If an attorney has received favorable reviews from other attorneys, this may indicate that they have a strong reputation in the legal community. They may be more likely to be respected by judges and defense attorneys, which can help resolve your case more favorably and efficiently.
Verdicts and Settlements
Often, a personal injury lawyer will discuss their most notable successes on their website or blog. Each case is decided on its own facts, so you should not rely on a past verdict or settlement as an estimate of the compensation that you will receive. However, consistently substantial awards obtained by an attorney for people in roughly similar situations to yours can be a promising sign. You may also gain insight into the cases in which an attorney performs most impressively if many of their strongest results involve the same type of situation.
If you are especially impressed by a certain result, you may want to figure out the extent to which the attorney handled the key aspects of that case. Sometimes several personal injury lawyers or law firms work together on a case, and the scale of their contributions may vary.
Most personal injury lawyers offer a free consultation to prospective clients. You can set up a consultation by phone or online after providing some initial details about your case. The consultation helps the client and the attorney decide whether they are the right fit for each other. Even if you are impressed by an attorney’s credentials and achievements, you should not choose them on that basis alone. Instead, you should make sure to work with a lawyer whom you can trust and who relates well to you. You should feel that your lawyer is personally invested in your case, rather than treating you as just another case number. Ideally, you should set up consultations with several attorneys before deciding whom to hire.

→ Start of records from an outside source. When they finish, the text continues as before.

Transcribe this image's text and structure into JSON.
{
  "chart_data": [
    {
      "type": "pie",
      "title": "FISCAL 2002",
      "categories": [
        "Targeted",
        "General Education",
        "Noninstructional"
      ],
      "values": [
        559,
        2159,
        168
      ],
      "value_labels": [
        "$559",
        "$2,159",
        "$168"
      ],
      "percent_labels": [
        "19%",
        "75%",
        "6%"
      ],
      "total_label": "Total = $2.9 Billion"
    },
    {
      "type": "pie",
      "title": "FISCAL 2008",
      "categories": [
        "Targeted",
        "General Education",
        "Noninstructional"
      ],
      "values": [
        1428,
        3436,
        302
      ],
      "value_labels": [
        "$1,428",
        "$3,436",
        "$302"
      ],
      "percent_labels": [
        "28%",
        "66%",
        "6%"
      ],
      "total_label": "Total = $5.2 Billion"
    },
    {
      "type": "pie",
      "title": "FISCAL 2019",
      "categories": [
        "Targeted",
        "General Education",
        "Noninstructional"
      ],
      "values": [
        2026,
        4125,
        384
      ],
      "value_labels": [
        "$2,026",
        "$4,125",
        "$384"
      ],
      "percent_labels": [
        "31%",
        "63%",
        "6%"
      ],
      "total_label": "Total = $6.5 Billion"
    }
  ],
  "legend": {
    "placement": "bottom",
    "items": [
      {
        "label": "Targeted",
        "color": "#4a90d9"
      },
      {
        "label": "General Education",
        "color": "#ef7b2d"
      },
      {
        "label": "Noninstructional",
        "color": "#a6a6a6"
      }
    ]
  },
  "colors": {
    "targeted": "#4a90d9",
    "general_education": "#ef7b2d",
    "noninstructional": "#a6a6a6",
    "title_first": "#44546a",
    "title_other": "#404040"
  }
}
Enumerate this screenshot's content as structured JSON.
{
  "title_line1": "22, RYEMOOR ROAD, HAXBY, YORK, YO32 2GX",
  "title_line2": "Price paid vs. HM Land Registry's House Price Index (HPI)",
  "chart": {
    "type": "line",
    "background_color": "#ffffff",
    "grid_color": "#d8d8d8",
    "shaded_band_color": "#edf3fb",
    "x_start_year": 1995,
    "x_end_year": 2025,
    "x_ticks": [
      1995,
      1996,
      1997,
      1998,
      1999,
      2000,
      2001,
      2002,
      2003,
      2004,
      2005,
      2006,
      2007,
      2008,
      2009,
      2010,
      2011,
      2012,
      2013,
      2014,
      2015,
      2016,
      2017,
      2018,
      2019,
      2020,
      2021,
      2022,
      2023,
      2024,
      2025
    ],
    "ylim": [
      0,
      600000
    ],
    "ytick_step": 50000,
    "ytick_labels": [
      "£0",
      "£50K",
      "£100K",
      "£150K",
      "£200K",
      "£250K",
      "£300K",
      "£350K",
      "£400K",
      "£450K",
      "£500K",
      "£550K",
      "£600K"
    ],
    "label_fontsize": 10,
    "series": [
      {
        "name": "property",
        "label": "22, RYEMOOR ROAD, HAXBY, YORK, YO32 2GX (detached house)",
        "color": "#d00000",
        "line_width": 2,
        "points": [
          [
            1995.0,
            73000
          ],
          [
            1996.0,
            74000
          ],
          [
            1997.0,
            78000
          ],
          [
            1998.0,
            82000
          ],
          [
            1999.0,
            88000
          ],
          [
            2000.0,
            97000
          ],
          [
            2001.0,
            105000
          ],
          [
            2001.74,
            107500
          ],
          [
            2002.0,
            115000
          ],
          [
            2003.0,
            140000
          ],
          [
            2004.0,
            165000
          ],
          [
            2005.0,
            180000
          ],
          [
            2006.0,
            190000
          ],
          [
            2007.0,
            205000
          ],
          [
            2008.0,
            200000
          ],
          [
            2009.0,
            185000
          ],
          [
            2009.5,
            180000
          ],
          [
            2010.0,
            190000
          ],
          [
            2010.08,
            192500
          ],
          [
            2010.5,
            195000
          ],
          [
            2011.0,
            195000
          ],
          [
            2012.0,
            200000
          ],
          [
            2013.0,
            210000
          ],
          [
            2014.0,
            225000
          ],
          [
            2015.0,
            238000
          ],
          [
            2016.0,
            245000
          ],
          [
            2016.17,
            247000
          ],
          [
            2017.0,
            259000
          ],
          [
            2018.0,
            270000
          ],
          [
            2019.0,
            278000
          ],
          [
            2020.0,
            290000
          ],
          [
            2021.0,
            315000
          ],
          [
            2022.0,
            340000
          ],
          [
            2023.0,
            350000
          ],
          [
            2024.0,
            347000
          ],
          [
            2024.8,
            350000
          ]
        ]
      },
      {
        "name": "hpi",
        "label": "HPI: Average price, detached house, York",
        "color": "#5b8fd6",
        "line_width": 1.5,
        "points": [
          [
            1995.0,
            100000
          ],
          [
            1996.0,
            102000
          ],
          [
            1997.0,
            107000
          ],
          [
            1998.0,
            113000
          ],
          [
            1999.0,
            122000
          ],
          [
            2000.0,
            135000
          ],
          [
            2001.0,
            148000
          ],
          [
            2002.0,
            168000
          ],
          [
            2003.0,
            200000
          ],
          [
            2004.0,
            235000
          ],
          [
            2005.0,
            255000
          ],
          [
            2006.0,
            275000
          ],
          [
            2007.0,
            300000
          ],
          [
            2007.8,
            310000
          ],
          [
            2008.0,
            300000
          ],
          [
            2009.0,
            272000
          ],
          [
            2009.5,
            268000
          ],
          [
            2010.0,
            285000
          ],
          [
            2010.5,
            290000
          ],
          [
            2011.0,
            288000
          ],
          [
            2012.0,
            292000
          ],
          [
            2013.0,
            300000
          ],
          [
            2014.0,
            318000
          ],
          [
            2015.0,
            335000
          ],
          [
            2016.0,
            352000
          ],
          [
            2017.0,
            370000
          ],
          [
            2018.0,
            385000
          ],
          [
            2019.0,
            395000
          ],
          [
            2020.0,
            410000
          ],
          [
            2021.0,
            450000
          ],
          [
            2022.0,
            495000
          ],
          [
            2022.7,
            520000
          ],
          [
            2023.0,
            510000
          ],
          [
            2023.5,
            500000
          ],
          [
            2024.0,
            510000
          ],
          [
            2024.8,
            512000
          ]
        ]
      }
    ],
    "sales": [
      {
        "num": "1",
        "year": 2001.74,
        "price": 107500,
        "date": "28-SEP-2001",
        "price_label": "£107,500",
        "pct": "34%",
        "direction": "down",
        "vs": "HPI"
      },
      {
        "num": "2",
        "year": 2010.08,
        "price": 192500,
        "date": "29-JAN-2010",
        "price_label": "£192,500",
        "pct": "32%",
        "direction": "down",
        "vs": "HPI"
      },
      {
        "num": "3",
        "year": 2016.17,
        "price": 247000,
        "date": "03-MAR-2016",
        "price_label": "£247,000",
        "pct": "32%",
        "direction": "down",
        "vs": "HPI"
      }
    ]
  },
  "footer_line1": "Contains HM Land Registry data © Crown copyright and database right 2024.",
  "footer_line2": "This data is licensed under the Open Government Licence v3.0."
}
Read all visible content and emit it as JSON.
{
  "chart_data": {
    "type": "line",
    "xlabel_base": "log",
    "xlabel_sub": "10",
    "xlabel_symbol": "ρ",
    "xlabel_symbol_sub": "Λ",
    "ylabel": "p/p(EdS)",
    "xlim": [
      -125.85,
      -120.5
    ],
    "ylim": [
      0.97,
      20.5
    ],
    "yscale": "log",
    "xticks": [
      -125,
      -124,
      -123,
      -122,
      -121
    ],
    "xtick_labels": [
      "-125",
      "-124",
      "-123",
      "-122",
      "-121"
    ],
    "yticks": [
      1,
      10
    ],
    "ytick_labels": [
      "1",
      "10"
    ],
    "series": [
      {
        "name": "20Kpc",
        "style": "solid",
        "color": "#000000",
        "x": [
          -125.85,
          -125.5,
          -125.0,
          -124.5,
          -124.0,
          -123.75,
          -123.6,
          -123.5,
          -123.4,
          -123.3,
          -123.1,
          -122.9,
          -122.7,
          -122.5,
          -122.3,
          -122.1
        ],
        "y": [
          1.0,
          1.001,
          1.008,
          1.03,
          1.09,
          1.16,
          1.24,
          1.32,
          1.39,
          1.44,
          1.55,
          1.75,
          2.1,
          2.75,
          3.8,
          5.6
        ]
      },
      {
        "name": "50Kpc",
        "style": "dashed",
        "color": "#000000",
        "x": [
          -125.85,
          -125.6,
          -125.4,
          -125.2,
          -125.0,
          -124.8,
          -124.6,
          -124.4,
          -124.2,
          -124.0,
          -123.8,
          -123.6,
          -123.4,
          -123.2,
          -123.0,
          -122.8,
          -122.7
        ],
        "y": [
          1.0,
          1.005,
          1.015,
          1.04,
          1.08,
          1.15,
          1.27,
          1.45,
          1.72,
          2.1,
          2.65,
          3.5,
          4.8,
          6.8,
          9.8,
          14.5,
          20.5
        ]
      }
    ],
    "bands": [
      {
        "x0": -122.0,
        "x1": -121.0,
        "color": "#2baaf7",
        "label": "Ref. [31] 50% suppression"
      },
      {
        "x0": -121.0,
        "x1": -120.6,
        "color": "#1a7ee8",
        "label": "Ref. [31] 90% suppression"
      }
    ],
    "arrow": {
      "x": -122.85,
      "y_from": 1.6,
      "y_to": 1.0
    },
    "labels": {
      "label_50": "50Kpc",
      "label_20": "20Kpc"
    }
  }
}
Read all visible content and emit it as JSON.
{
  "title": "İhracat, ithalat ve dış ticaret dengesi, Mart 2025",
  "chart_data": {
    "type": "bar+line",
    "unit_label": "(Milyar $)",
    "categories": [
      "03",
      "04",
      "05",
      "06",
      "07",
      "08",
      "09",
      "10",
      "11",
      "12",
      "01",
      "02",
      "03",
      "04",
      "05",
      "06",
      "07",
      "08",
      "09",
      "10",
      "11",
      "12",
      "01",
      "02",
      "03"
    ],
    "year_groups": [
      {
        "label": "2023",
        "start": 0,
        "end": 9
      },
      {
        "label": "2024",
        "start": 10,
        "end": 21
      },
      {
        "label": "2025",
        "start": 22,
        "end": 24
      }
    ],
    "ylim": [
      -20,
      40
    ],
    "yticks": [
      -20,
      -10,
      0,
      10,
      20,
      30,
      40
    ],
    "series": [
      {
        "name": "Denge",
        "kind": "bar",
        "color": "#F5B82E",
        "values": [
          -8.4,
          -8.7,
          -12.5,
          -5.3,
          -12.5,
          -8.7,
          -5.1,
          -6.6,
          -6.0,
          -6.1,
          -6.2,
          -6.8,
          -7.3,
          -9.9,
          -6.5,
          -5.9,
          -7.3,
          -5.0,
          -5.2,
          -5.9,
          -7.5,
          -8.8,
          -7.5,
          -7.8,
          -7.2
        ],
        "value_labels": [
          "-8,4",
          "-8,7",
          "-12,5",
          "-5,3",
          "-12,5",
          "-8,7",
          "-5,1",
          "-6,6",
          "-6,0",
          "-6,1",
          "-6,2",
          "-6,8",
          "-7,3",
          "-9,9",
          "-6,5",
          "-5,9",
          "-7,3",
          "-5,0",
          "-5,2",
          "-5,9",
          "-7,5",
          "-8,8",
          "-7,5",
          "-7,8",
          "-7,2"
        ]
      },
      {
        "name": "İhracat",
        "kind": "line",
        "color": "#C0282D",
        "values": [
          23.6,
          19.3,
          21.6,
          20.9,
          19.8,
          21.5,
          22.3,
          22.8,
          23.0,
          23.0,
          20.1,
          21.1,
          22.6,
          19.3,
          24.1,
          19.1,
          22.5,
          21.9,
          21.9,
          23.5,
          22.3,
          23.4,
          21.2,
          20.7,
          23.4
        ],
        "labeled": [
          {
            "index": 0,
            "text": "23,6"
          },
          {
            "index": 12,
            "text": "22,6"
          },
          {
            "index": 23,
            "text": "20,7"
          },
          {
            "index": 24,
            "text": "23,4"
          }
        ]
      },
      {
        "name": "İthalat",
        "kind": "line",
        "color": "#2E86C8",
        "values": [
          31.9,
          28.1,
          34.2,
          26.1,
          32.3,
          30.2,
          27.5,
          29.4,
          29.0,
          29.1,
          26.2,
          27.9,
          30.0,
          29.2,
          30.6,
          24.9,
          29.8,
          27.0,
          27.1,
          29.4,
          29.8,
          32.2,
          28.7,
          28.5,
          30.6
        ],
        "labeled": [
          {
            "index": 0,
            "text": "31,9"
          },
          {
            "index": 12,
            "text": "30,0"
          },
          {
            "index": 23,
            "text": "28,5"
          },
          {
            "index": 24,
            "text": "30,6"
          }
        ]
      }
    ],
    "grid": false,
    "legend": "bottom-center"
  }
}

Bringing a list of questions to the consultation can help you decide whether an attorney is the right fit. For example, you may want to ask about their initial perceptions of the strength and value of your case. You should not expect a precise answer, but a general impression can help set your expectations. An optimistic answer may be encouraging, but you should think twice if an attorney makes guarantees or seems much more confident than their competitors. They may be overpromising. Also, you should listen to how the attorney explains their evaluation. They should be able to articulate their reasoning in a way that is coherent and accessible to a non-lawyer.
Fees and Costs
Fees are another important issue to address at the consultation. Personal injury lawyers usually work on a contingency fee basis. This means that they do not charge fees upfront but instead collect their fee as a percentage of the verdict or settlement that they obtain for a client. Typically, the attorney will collect about 30 to 40 percent of the award, but the percentage can vary depending on the stage that the case reaches and the work that the attorney performs. Any fee arrangement should be clearly set out in the representation agreement so that you understand your obligations.
In addition to attorney fees, a personal injury case may involve court costs and other litigation costs. These may include expenses such as service fees, expert witness fees, court reporter fees, and document copying fees. Court costs and other litigation costs will come out of a compensation award, but they may be deducted from the award before or after the contingency fee is deducted. You may want to find out how these costs will be handled before signing a representation agreement.